The Government’s plans to streamline the Employment Relations Authority (ERA) will lead to erroneous determinations and an increased number of appeals, according to the bench of the Employment Court.

The latter recently made a submission to the Transport and Industrial Relations Select Committee, which is currently reviewing the Employment Relations Amendment Bill, in which they made forceful criticisms of the proposed changes contained in Clause 61. If enacted, this clause would mean that the Authority had to deliver an oral determination or provide an oral indication of preliminary findings at the conclusion of an investigation meeting.

“The Employment Relations Authority investigates and determines many complex proceedings which include difficult questions of law,” Chief Judge Graeme Colgan wrote in a letter to the select committee.
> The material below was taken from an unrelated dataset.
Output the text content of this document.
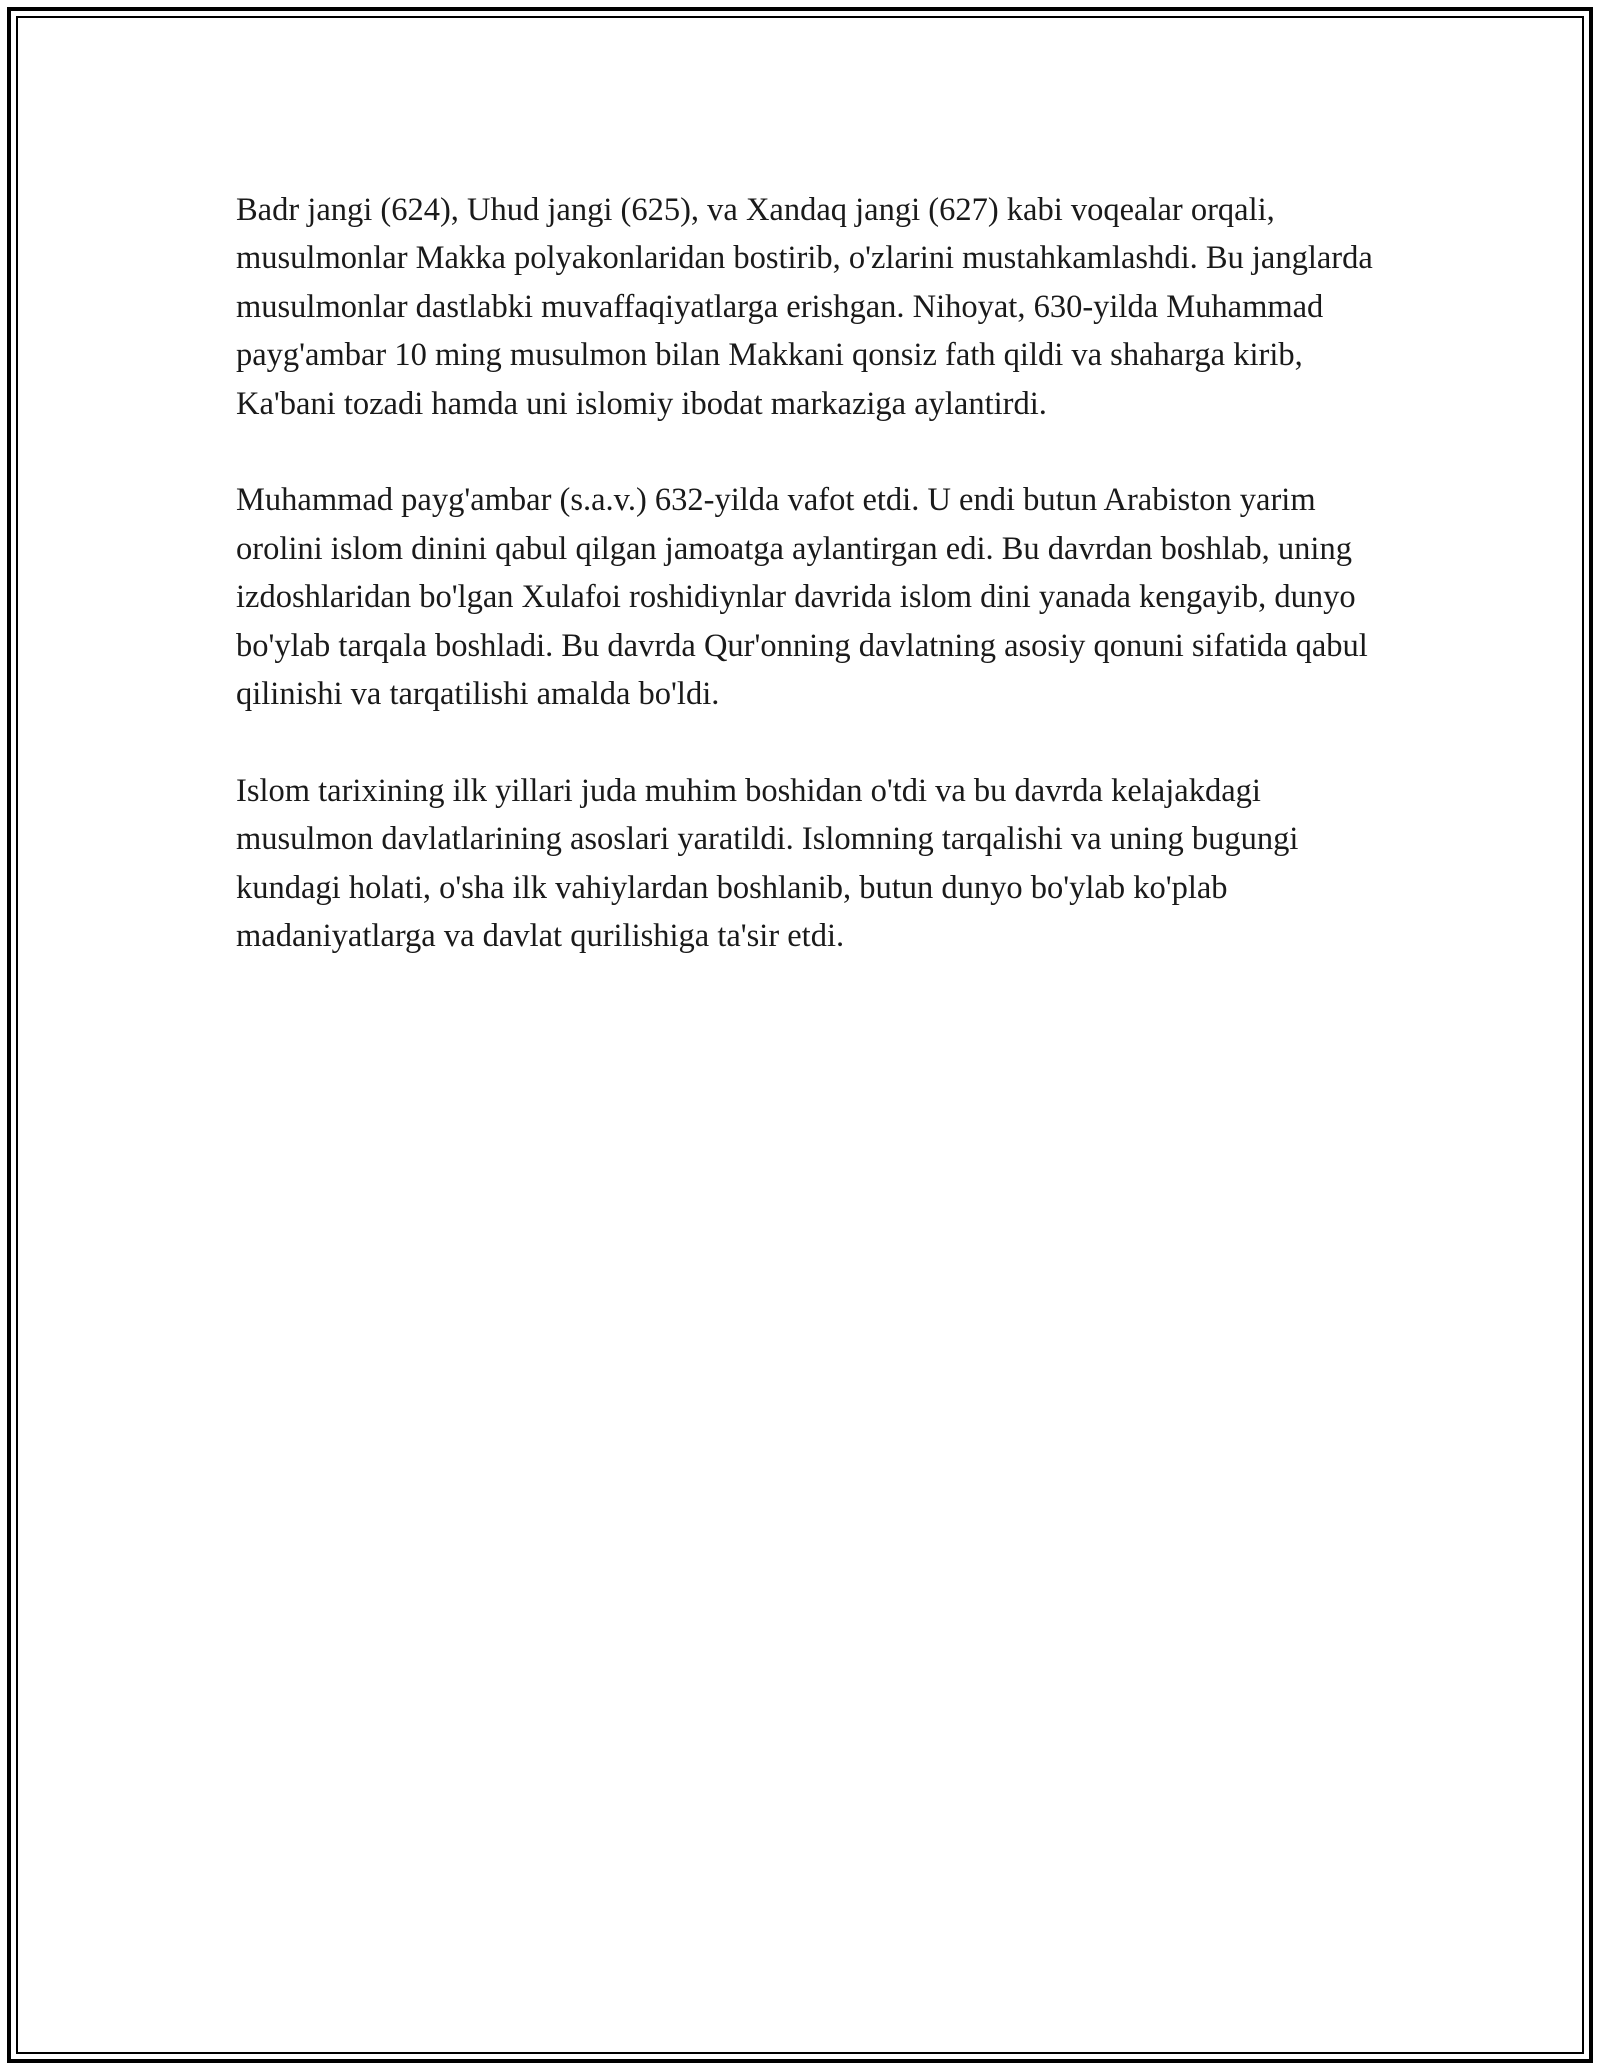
Badr jangi (624), Uhud jangi (625), va Xandaq jangi (627) kabi voqealar orqali, musulmonlar Makka polyakonlaridan bostirib, o'zlarini mustahkamlashdi. Bu janglarda musulmonlar dastlabki muvaffaqiyatlarga erishgan. Nihoyat, 630-yilda Muhammad payg'ambar 10 ming musulmon bilan Makkani qonsiz fath qildi va shaharga kirib, Ka'bani tozadi hamda uni islomiy ibodat markaziga aylantirdi.

Muhammad payg'ambar (s.a.v.) 632-yilda vafot etdi. U endi butun Arabiston yarim orolini islom dinini qabul qilgan jamoatga aylantirgan edi. Bu davrdan boshlab, uning izdoshlaridan bo'lgan Xulafoi roshidiynlar davrida islom dini yanada kengayib, dunyo bo'ylab tarqala boshladi. Bu davrda Qur'onning davlatning asosiy qonuni sifatida qabul qilinishi va tarqatilishi amalda bo'ldi.

Islom tarixining ilk yillari juda muhim boshidan o'tdi va bu davrda kelajakdagi musulmon davlatlarining asoslari yaratildi. Islomning tarqalishi va uning bugungi kundagi holati, o'sha ilk vahiylardan boshlanib, butun dunyo bo'ylab ko'plab madaniyatlarga va davlat qurilishiga ta'sir etdi.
In fact, some cases are no different to those determined in the Employment Court or the High Court, where decisions would be reserved in order to produce a reasoned judgement in writing.

If the Authority is compelled to give oral determinations, it may not be able to do so properly. If, for example, a case involves a complex question of law in which the ERA member is not well versed, and that member is not able to conduct research into this, there is a substantial risk that he or she will make an error in their determination, according to the letter.

In addition, the process that is proposed could reduce confidence in the determinations issued. “There is now a perception among employment law practitioners and their clients that … the delivery of an oral determination by the Authority or an oral judgment by the Court indicates a lack of adequate and careful consideration of the merits of the case,” the letter states.

In addition, ERA cases often involve “serious disputation and tension” and in order to circumvent the intensification of this tension, it is best to deliver a determination in writing, not when these parties are sitting in a room together.

Judge Colgan also argues that clause 61 would have unintended consequences, such as an increasing number of appeals of ERA determinations and applications for removal to the Employment Court.

Finally, according to the letter, the clause appears to ignore the fact that an increasing number of cases in the ERA (and in the Employment Court) are determined on paper without an investigation meeting. “However, clause 61 would seem to require that every matter before the Authority be investigated at an investigation meeting. If that is so, it would have the unintended consequence of delaying the disposition of proceedings and increasing the costs to parties,” the letter states.

“The Judges respectfully urge the Committee to consider changes to clause 61 which will both encourage, in appropriate cases, the Authority to deliver oral or other prompt determinations but to ensure that, in cases where it cannot or should not (for good reasons) do so, it has the flexibility to reserve its determinations for delivery in writing following the end of its investigations,” the letter concludes.